Weltweit Smartphones von Journalisten und Oppositionellen ausspioniert

Pegasus infiziert Smartphones
Bereits seit Jahren wird die NSO-Software Pegasus mit Menschenrechtsverletzungen in Verbindung gebracht. (Quelle: Unsplash)

Mit der Überwachungssoftware Pegasus der israelischen Firma NSO sind laut Medienberichten noch mehr Oppositionelle und Journalisten ausgespäht worden als bisher bekannt. So seien auf 37 Smartphones von Medienschaffenden, Menschenrechtlern und deren Angehörigen sowie Geschäftsleuten Spuren der Spionagesoftware nachgewiesen worden. Das berichtet ein internationales Journalistenkonsortium in Zusammenarbeit mit den Organisationen Forbidden Stories und Amnesty International. Sie hatten einen Datensatz mit mehr als 50.000 Telefonnummern ausgewertet, die offenbar von Pegasus-Nutzern als potenzielle Ausspähziele ausgewählt wurden.

An den als “Pegasus-Projekt” betitelten Recherchen sind unter anderem NDR, WDR, Süddeutsche Zeitung, die Zeit sowie mehrere internationale Medien beteiligt. Demnach umfasst die Liste mit Telefonnummern Einträge aus den Jahren 2016 bis 2021 von mindestens zehn Kunden des Unternehmens. Nach eigenen Angaben verkauft NSO seine Überwachungstechnik nur an staatliche Stellen.

Tausende Telefonnummern konnten die Journalisten konkreten Personen zuordnen – darunter sollen sich auch Staats- und Regierungschefs finden. Außerdem stünden die Nummern von mehr als 180 Journalistinnen und Journalisten auf der Liste, unter ihnen die Chefredakteurin der britischen Financial Times, Redakteurinnen und Redakteure der französischen Medien Le Monde, Mediapart und Le Canard Enchainé sowie aus Ungarn und Aserbaidschan. Auch Regierungskritiker in Indien und ein 2017 getöteter mexikanischer Journalist finden sich auf der Liste.

IT-Experten des Amnesty International Security Labs konnten die iPhones von 44 auf der Liste stehenden Personen forensisch untersuchen und in 37 Fällen Spuren von Pegasus nachweisen. Das Citizen Lab der Universität Toronto hat die Methode verifiziert. Auf einigen Smartphones soll der Trojaner noch bis Juli dieses Jahres aktiv gewesen sein.

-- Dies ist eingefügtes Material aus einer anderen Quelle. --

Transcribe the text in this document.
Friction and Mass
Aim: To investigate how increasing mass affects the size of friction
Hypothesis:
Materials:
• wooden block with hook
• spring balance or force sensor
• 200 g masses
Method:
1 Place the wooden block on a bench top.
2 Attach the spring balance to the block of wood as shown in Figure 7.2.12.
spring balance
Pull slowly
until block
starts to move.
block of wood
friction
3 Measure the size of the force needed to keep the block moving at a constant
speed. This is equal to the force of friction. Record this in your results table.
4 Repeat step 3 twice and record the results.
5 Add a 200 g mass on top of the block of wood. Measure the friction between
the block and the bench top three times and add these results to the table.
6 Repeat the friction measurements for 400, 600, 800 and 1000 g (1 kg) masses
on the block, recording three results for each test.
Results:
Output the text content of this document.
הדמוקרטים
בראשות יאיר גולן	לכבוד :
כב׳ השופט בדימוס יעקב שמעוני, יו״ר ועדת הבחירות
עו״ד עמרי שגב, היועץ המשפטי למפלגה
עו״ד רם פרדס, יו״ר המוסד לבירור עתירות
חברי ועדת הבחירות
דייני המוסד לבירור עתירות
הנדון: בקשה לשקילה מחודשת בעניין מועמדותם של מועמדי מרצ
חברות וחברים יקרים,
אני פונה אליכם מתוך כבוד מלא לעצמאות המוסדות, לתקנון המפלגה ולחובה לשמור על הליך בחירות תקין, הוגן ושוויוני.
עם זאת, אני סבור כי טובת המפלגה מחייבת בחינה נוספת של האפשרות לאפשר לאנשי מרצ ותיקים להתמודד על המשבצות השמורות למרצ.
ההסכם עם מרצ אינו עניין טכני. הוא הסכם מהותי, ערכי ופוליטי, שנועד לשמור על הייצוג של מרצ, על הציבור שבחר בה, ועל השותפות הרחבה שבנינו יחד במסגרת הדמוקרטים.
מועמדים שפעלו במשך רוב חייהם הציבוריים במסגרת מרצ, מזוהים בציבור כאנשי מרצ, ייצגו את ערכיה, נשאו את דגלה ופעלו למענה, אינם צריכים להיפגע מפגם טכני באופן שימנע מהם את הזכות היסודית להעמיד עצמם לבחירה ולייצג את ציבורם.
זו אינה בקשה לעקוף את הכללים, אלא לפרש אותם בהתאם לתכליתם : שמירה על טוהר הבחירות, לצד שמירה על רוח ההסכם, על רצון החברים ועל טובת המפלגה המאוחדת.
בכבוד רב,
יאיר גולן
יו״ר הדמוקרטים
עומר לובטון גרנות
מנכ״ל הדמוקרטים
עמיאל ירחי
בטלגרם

Journalisten in Ungarn, Aserbaidschan und Frankreich

Zu den Opfern sollen auch mehrere investigativ arbeitende Journalisten aus Ungarn zählen. Ein ehemaliger NSO-Mitarbeiter bestätigte den an den Recherchen beteiligten Medien, dass Ungarn zu den Kunden von NSO gehörte oder noch immer gehört. Unklar sei aber, welche konkrete Stelle hinter diesen Abhöraktionen steht.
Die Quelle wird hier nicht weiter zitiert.